I'm getting a timeout error:

Error when sending message to topic: 'orders', with key: '[0]', and value: '[ 1489814116510L | 0 | 'Item_349' | 9.871488089870846 | Struct{city=City_56,state=State_97,zipcode=56964} ]'
org.apache.kafka.common.errors.TimeoutException: Topic orders not present in metadata after 60000 ms.

When I query Ksql I do see the 'orders' topic:

show topics;

 Kafka Topic                 | Partitions | Partition Replicas 
---------------------------------------------------------------
 PERSON_STATS                | 1          | 1                  
 default_ksql_processing_log | 1          | 1                  
 docker-connect-configs      | 1          | 1                  
 docker-connect-offsets      | 25         | 1                  
 docker-connect-status       | 5          | 1                  
 leeds-users                 | 1          | 1                  
 movements                   | 1          | 1                  
 orders                      | 2          | 1                  
 orders_local                | 2          | 1                  
 pageviews                   | 1          | 1                  
 users                       | 1          | 1                  
---------------------------------------------------------------

However, there is no data being generated for this topic and the ksql-datagen keeps timing out.
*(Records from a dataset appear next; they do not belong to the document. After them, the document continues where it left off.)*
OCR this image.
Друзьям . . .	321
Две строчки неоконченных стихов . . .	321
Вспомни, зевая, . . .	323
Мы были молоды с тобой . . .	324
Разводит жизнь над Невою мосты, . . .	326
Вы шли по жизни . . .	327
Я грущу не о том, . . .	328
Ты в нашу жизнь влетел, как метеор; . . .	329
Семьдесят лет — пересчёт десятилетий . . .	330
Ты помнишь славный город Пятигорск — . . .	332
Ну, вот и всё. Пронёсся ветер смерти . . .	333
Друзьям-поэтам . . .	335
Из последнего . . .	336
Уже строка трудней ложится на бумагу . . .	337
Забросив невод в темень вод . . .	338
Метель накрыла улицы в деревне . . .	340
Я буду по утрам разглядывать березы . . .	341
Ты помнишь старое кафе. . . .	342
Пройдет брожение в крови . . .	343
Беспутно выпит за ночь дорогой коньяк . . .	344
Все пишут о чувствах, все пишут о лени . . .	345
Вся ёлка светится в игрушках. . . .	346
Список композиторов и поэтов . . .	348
What should I do to fix this?


Solution

  • You may be hitting issues since you are running an old version of ksqlDB's quickstart (0.7.1) with Confluent Platform 7.0.1.

    If you check out a quick start like this one: https://ksqldb.io/quickstart-platform.html, things may work better.

    I looked for an updated version of that data generator and didn't find it quickly. If you are looking for more info about structured data, give https://docs.ksqldb.io/en/latest/how-to-guides/query-structured-data/ a read.